In [1]:
import pyspark  

sc = pyspark.SparkContext('local[*]') 

# do something to prove it works 

rdd = sc.parallelize(range(1000)) 

rdd.takeSample(False, 5) 

[13, 348, 900, 238, 291]

In [2]:
!ls

account.csv  country_abbreviation.csv  transactions.csv  Untitled.ipynb  work


In [6]:
from pyspark.sql import SparkSession

spark = SparkSession.builder \
    .appName("CSV File Count Example") \
    .getOrCreate()

In [9]:
# Read account.csv file
account_df = spark.read.csv("account.csv", header=True)
account_count = account_df.count()
print(f"The account.csv file has {account_count} rows.")

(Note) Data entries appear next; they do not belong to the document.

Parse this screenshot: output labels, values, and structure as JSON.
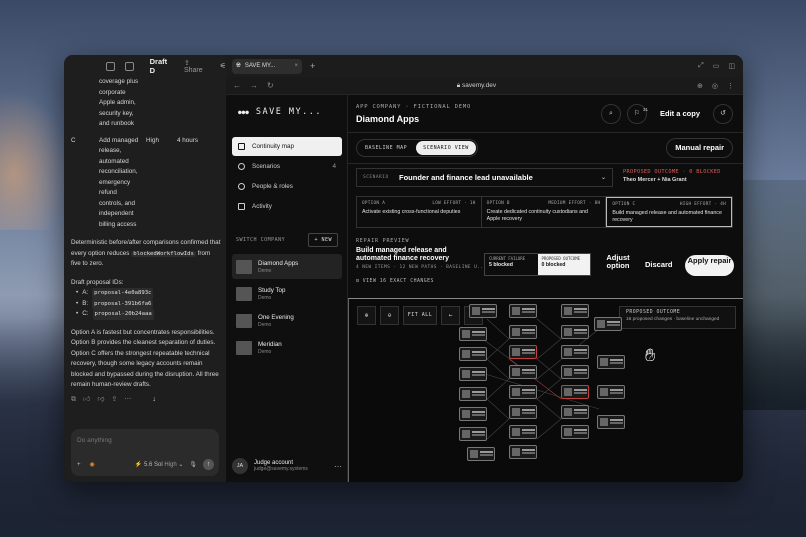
{
  "chat": {
    "title": "Draft D",
    "share_label": "Share",
    "rows": [
      {
        "c1": "",
        "c2": "coverage plus",
        "c3": "",
        "c4": ""
      },
      {
        "c1": "",
        "c2": "corporate",
        "c3": "",
        "c4": ""
      },
      {
        "c1": "",
        "c2": "Apple admin,",
        "c3": "",
        "c4": ""
      },
      {
        "c1": "",
        "c2": "security key,",
        "c3": "",
        "c4": ""
      },
      {
        "c1": "",
        "c2": "and runbook",
        "c3": "",
        "c4": ""
      }
    ],
    "row_c": {
      "c1": "C",
      "c2": "Add managed",
      "c3": "High",
      "c4": "4 hours"
    },
    "row_c_more": [
      "release,",
      "automated",
      "reconciliation,",
      "emergency",
      "refund",
      "controls, and",
      "independent",
      "billing access"
    ],
    "para1_a": "Deterministic before/after comparisons confirmed that every option reduces",
    "para1_code": "blockedWorkflowIds",
    "para1_b": "from five to zero.",
    "ids_heading": "Draft proposal IDs:",
    "ids": [
      {
        "label": "A:",
        "value": "proposal-4e0a893c"
      },
      {
        "label": "B:",
        "value": "proposal-391b6fa6"
      },
      {
        "label": "C:",
        "value": "proposal-20b24aaa"
      }
    ],
    "para2": "Option A is fastest but concentrates responsibilities. Option B provides the cleanest separation of duties. Option C offers the strongest repeatable technical recovery, though some legacy accounts remain blocked and bypassed during the disruption. All three remain human-review drafts.",
    "composer_placeholder": "Do anything",
    "model_label": "5.6 Sol",
    "effort_label": "High"
  },
  "browser": {
    "tab_title": "SAVE MY...",
    "url": "savemy.dev"
  },
  "app": {
    "brand": "SAVE MY...",
    "nav": [
      {
        "label": "Continuity map",
        "count": ""
      },
      {
        "label": "Scenarios",
        "count": "4"
      },
      {
        "label": "People & roles",
        "count": ""
      },
      {
        "label": "Activity",
        "count": ""
      }
    ],
    "switch_label": "SWITCH COMPANY",
    "new_label": "+ NEW",
    "companies": [
      {
        "name": "Diamond Apps",
        "sub": "Demo"
      },
      {
        "name": "Study Top",
        "sub": "Demo"
      },
      {
        "name": "One Evening",
        "sub": "Demo"
      },
      {
        "name": "Meridian",
        "sub": "Demo"
      }
    ],
    "account": {
      "initials": "JA",
      "name": "Judge account",
      "email": "judge@savemy.systems"
    },
    "kicker": "APP COMPANY · FICTIONAL DEMO",
    "title": "Diamond Apps",
    "notif_count": "31",
    "edit_label": "Edit a copy",
    "tab_baseline": "BASELINE MAP",
    "tab_scenario": "SCENARIO VIEW",
    "manual_repair": "Manual repair",
    "scenario_label": "SCENARIO",
    "scenario_value": "Founder and finance lead unavailable",
    "outcome_title": "PROPOSED OUTCOME · 0 BLOCKED",
    "outcome_people": "Theo Mercer + Nia Grant",
    "options": [
      {
        "name": "OPTION A",
        "effort": "LOW EFFORT · 1H",
        "desc": "Activate existing cross-functional deputies"
      },
      {
        "name": "OPTION B",
        "effort": "MEDIUM EFFORT · 8H",
        "desc": "Create dedicated continuity custodians and Apple recovery"
      },
      {
        "name": "OPTION C",
        "effort": "HIGH EFFORT · 4H",
        "desc": "Build managed release and automated finance recovery"
      }
    ],
    "repair_kicker": "REPAIR PREVIEW",
    "repair_title": "Build managed release and automated finance recovery",
    "repair_sub": "4 NEW ITEMS · 12 NEW PATHS · BASELINE U...",
    "current_label": "CURRENT FAILURE",
    "current_value": "5 blocked",
    "proposed_label": "PROPOSED OUTCOME",
    "proposed_value": "0 blocked",
    "adjust_label": "Adjust option",
    "discard_label": "Discard",
    "apply_label": "Apply repair",
    "view_changes": "VIEW 16 EXACT CHANGES",
    "fit_all": "FIT ALL",
    "canvas_outcome_title": "PROPOSED OUTCOME",
    "canvas_outcome_sub": "16 proposed changes · baseline unchanged"
  }
}
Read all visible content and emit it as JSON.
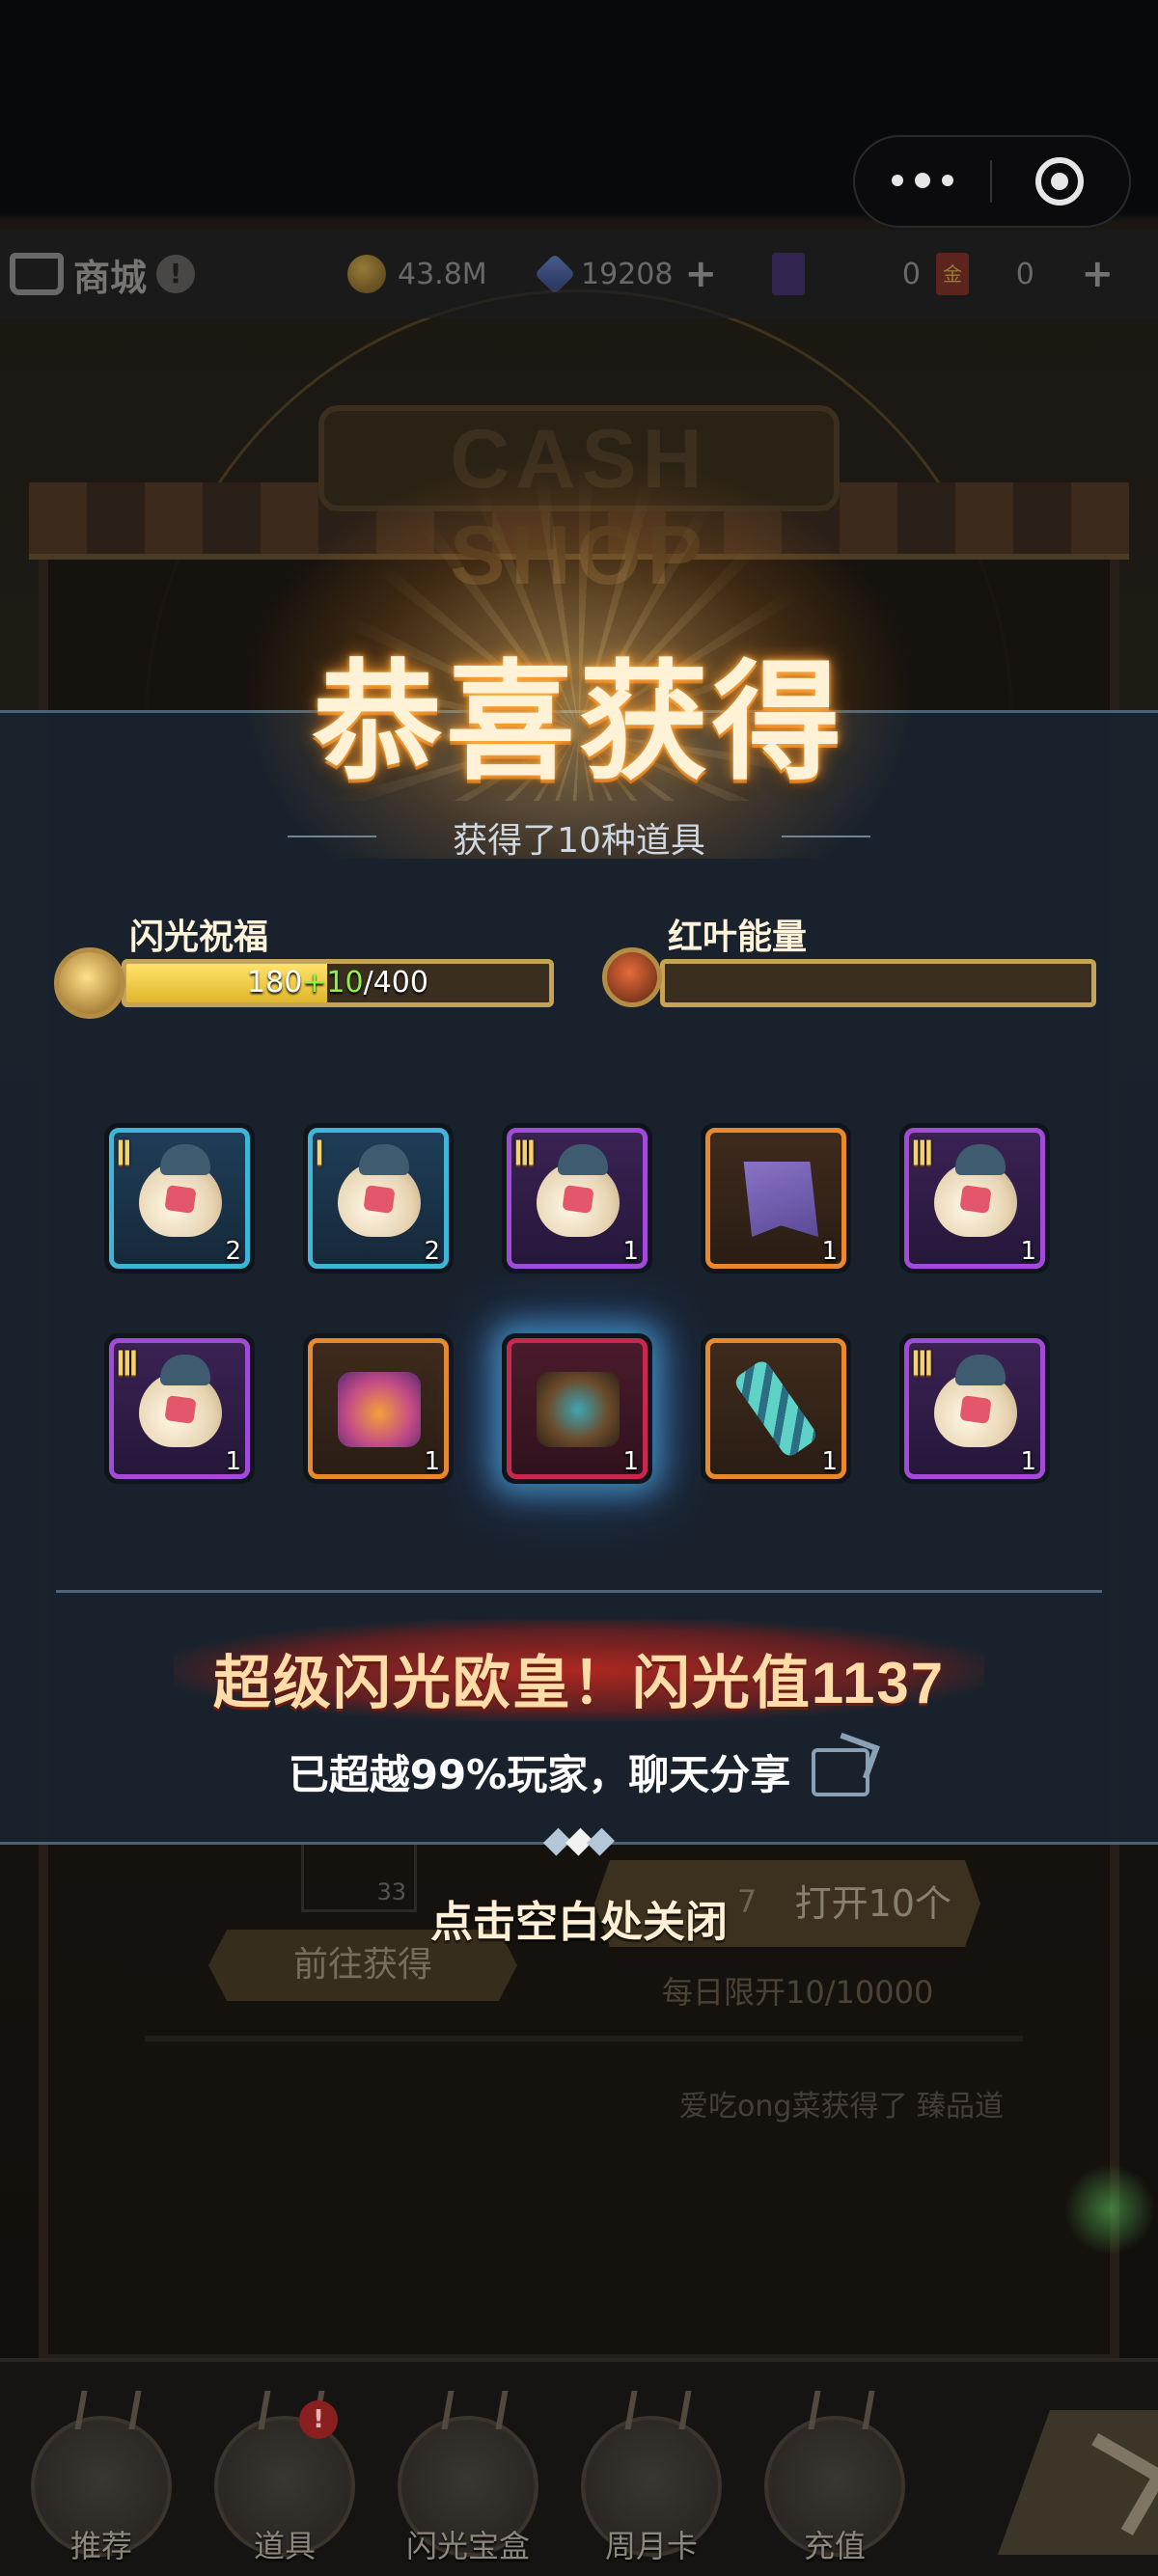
{
  "top_capsule": {
    "more_icon": "more-dots-icon",
    "target_icon": "target-icon"
  },
  "topbar": {
    "shop_title": "商城",
    "gold": "43.8M",
    "gems": "19208",
    "cards": "0",
    "gold_cards": "0",
    "gold_card_glyph": "金"
  },
  "modal": {
    "title": "恭喜获得",
    "subtitle": "获得了10种道具",
    "bars": {
      "flash": {
        "label": "闪光祝福",
        "current": "180",
        "bonus": "+10",
        "max": "/400",
        "fill_fraction": 0.475
      },
      "leaf": {
        "label": "红叶能量",
        "fill_fraction": 0
      }
    },
    "items": [
      {
        "tier": "Ⅱ",
        "count": "2",
        "rarity": "blue",
        "icon": "pouch-icon"
      },
      {
        "tier": "Ⅰ",
        "count": "2",
        "rarity": "blue",
        "icon": "pouch-icon"
      },
      {
        "tier": "Ⅲ",
        "count": "1",
        "rarity": "purple",
        "icon": "pouch-icon"
      },
      {
        "tier": "",
        "count": "1",
        "rarity": "orange",
        "icon": "banner-flag-icon"
      },
      {
        "tier": "Ⅲ",
        "count": "1",
        "rarity": "purple",
        "icon": "pouch-icon"
      },
      {
        "tier": "Ⅲ",
        "count": "1",
        "rarity": "purple",
        "icon": "pouch-icon"
      },
      {
        "tier": "",
        "count": "1",
        "rarity": "orange",
        "icon": "pink-chest-icon"
      },
      {
        "tier": "",
        "count": "1",
        "rarity": "red",
        "icon": "gold-chest-icon"
      },
      {
        "tier": "",
        "count": "1",
        "rarity": "orange",
        "icon": "chain-icon"
      },
      {
        "tier": "Ⅲ",
        "count": "1",
        "rarity": "purple",
        "icon": "pouch-icon"
      }
    ],
    "banner": "超级闪光欧皇！闪光值1137",
    "share_text": "已超越99%玩家，聊天分享",
    "close_hint": "点击空白处关闭"
  },
  "background": {
    "sign": "CASH SHOP",
    "slot_count": "33",
    "open10": "打开10个",
    "open10_prefix": "7",
    "goto": "前往获得",
    "daily_limit": "每日限开10/10000",
    "ticker": "爱吃ong菜获得了 臻品道"
  },
  "nav": [
    {
      "label": "推荐",
      "badge": ""
    },
    {
      "label": "道具",
      "badge": "!"
    },
    {
      "label": "闪光宝盒",
      "badge": ""
    },
    {
      "label": "周月卡",
      "badge": ""
    },
    {
      "label": "充值",
      "badge": ""
    }
  ],
  "colors": {
    "rarity_blue": "#3fb6d8",
    "rarity_purple": "#a24bd9",
    "rarity_orange": "#e88a2c",
    "rarity_red": "#c8284e",
    "bonus_green": "#8ef04a"
  }
}
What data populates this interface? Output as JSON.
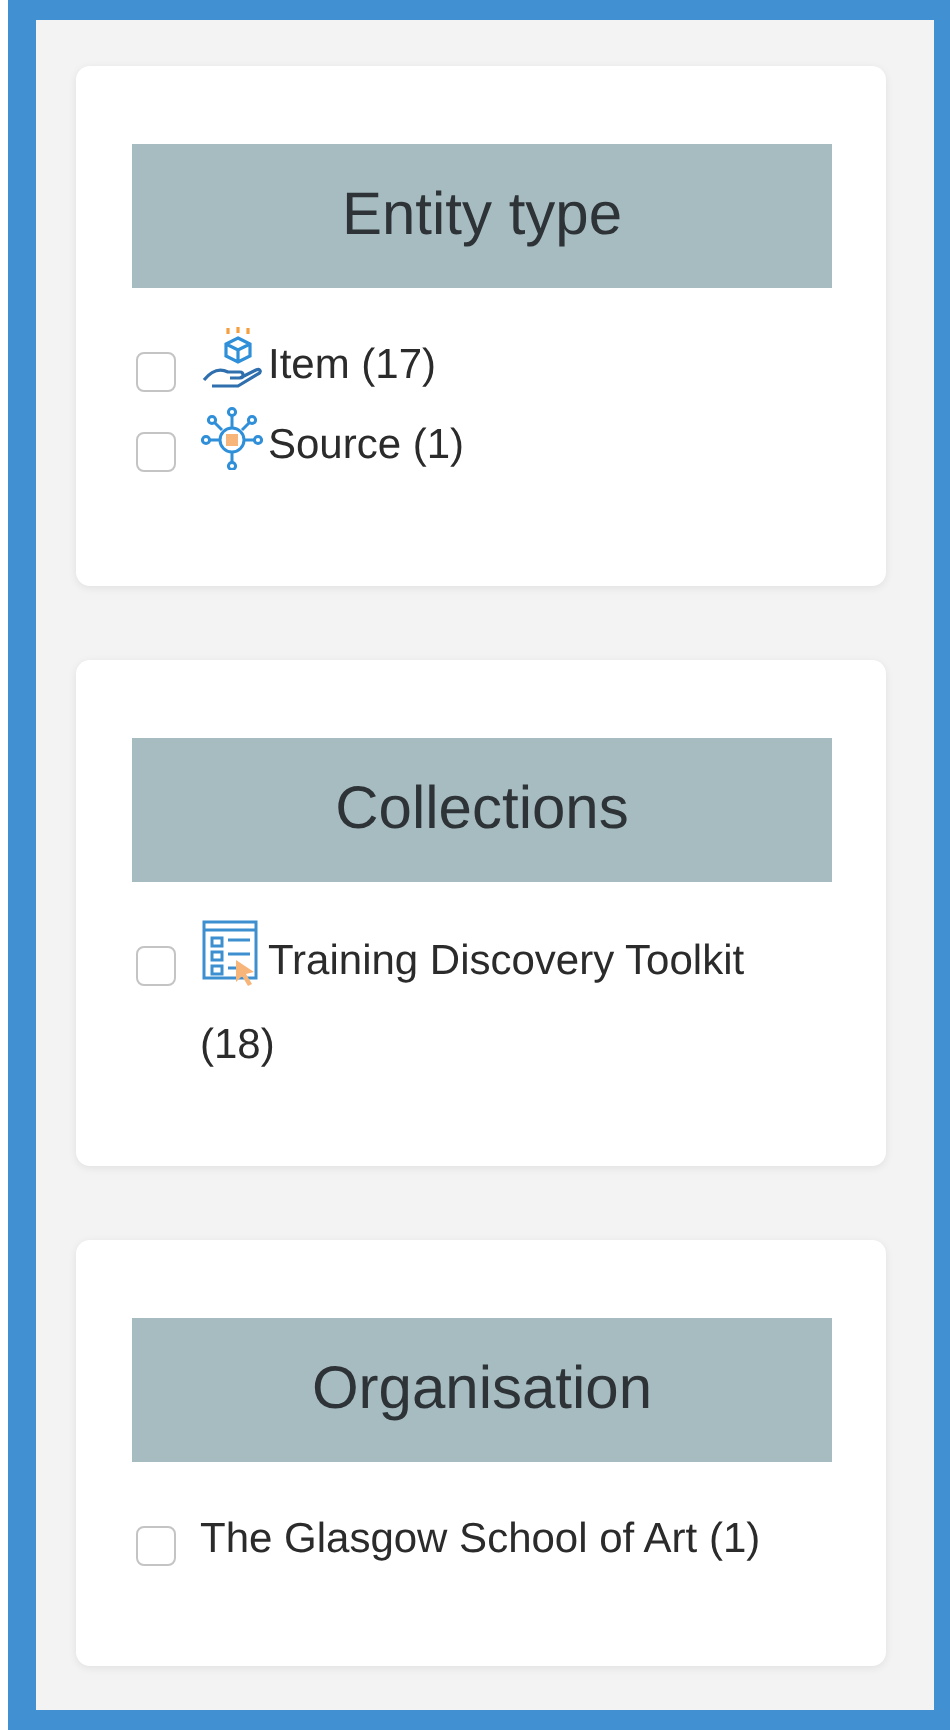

# Read transactions.csv file
transactions_df = spark.read.csv("transactions.csv", header=True)
transactions_count = transactions_df.count()
print(f"The transactions.csv file has {transactions_count} rows.")

# Read country_abbreviation.csv file
country_abbreviation_df = spark.read.csv("country_abbreviation.csv", header=True)
country_abbreviation_count = country_abbreviation_df.count()
print(f"The country_abbreviation.csv file has {country_abbreviation_count} rows.")

The account.csv file has 5 rows.
The transactions.csv file has 10 rows.
The country_abbreviation.csv file has 5 rows.


In [8]:
account_count

5

In [10]:

# Spark SQL 2
transactions_df = spark.read.csv("transactions.csv", header=True)

# Register the DataFrame as a SQL temporary table
transactions_df.createOrReplaceTempView("transactions")

# SQL Query to count the number of accounts of each type
account_type_count_df = spark.sql(
    "SELECT account_type, COUNT(DISTINCT account_id) as account_type_count "
    "FROM transactions "
    "GROUP BY account_type"
)

# Show the result
account_type_count_df.show()

+------------+------------------+
|account_type|account_type_count|
+------------+------------------+
|    checking|                 2|
|     savings|                 3|
+------------+------------------+



In [12]:
from pyspark.sql import functions as F

transactions_df = spark.read.csv("transactions.csv", header=True)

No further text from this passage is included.